The season-to-date figures would be better if not for a dreadful March, which saw summer bookings down 7% on the previous year. Poor March sales coincided with bad weather and an early Easter, and were in contrast to a strong month a year ago. But they nullified a relatively good start to 2013, leaving the season-to-date figure at -2% at the end of March.
February bookings had been flat year on year and January slightly up, with high street agents outperforming the market in both months before suffering a 10% fall in March.

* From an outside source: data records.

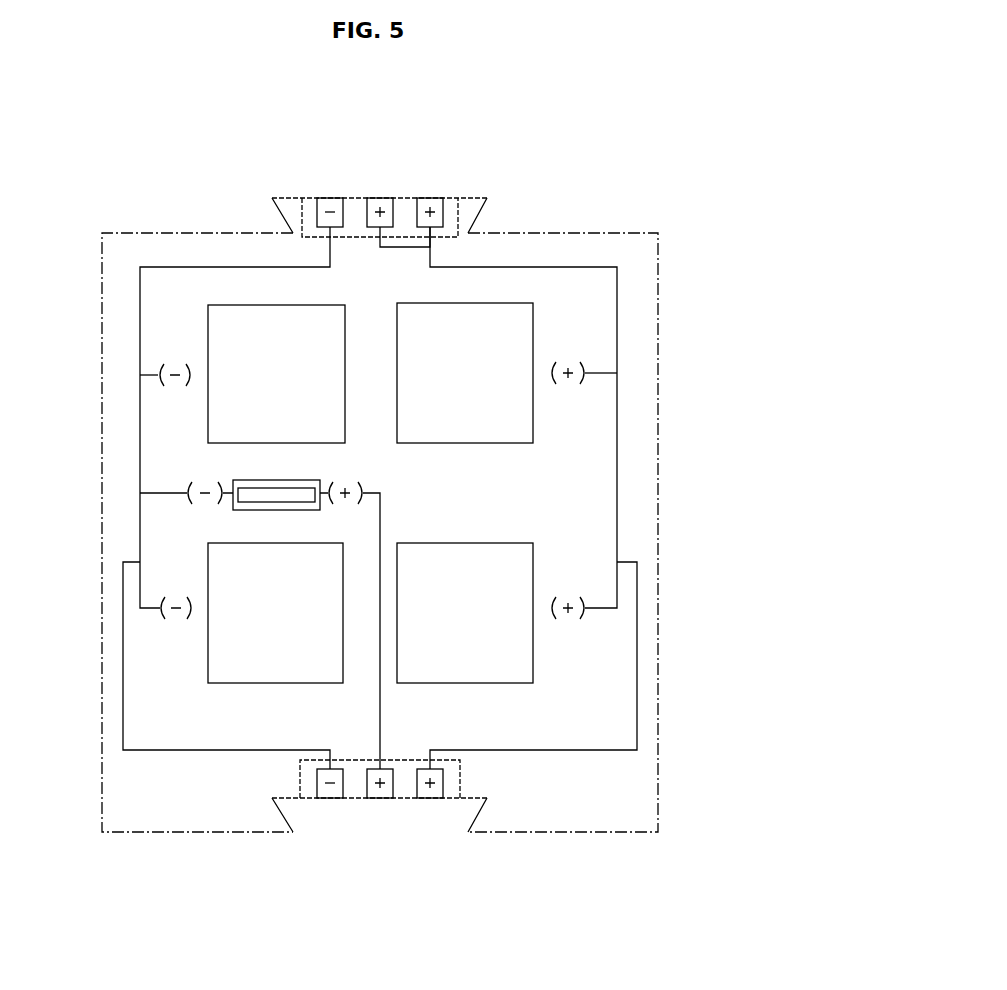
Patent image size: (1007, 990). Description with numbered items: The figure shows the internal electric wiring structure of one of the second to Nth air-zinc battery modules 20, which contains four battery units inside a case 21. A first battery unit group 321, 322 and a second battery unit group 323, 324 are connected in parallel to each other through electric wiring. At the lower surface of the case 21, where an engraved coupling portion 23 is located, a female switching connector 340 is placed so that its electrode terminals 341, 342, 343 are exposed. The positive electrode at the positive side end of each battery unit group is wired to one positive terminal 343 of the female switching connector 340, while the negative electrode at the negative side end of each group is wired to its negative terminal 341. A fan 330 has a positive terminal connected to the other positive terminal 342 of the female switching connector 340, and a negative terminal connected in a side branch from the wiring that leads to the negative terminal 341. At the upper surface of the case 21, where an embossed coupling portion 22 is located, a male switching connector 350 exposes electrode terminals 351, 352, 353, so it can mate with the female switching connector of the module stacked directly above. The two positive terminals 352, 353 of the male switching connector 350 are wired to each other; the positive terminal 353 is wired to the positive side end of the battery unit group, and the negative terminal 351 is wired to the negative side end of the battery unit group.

The battery module 20 is at (680, 112).
The case 21 is at (138, 233).
The embossed coupling portion 22 is at (468, 198).
The engraved coupling portion 23 is at (388, 815).
The first battery unit group 321 is at (515, 332).
The first battery unit group 322 is at (222, 332).
The second battery unit group 323 is at (272, 658).
The second battery unit group 324 is at (475, 658).
The fan 330 is at (277, 494).
The female switching connector 340 is at (462, 780).
The negative terminal 341 is at (327, 798).
The positive terminal 342 is at (370, 800).
The positive terminal 343 is at (423, 800).
The male switching connector 350 is at (315, 238).
The negative terminal 351 is at (322, 198).
The positive terminal 352 is at (373, 198).
The positive terminal 353 is at (423, 198).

However, it is worth noting prices held up in March despite the drop in sales, with the average income per passenger up 7%. Package sales also held up. It was flight and accommodation-only bookings that showed double-digit declines.
Tui Travel’s most-recent trading update included figures to May 5 showing its UK mainstream summer bookings up 7% – ahead of a 3% rise in capacity – and average price up 5%. So Tui Travel can justifiably claim to be outperforming the market.
However, Thomas Cook reported its UK summer bookings down just 2% in the same period and average selling prices up 4%, off the back of 4% less capacity.
It is reasonable to expect Tui Travel to be ahead of Cook given the recent histories of the pair. The key point is the underlying strength of the market these figures suggest.
The point is borne out by GfK’s analysis of the 2012-13 winter season, which ended with passenger numbers down 8% on 2011-12, broadly in line with capacity but the average sales price close to 5% up. Interestingly, prices in the late winter market appeared to hold up, with average prices in March 11% up on a year ago despite an 11% drop in sales.
Office for National Statistics figures match this picture, showing a 3% fall in holiday departures year on year in the last three months of 2012 and a 1% decline in the first quarter of this year. They also show a 10% drop in outbound business trips in the first quarter, possibly reflecting uncertainty about the economy. Leisure travel has done rather better.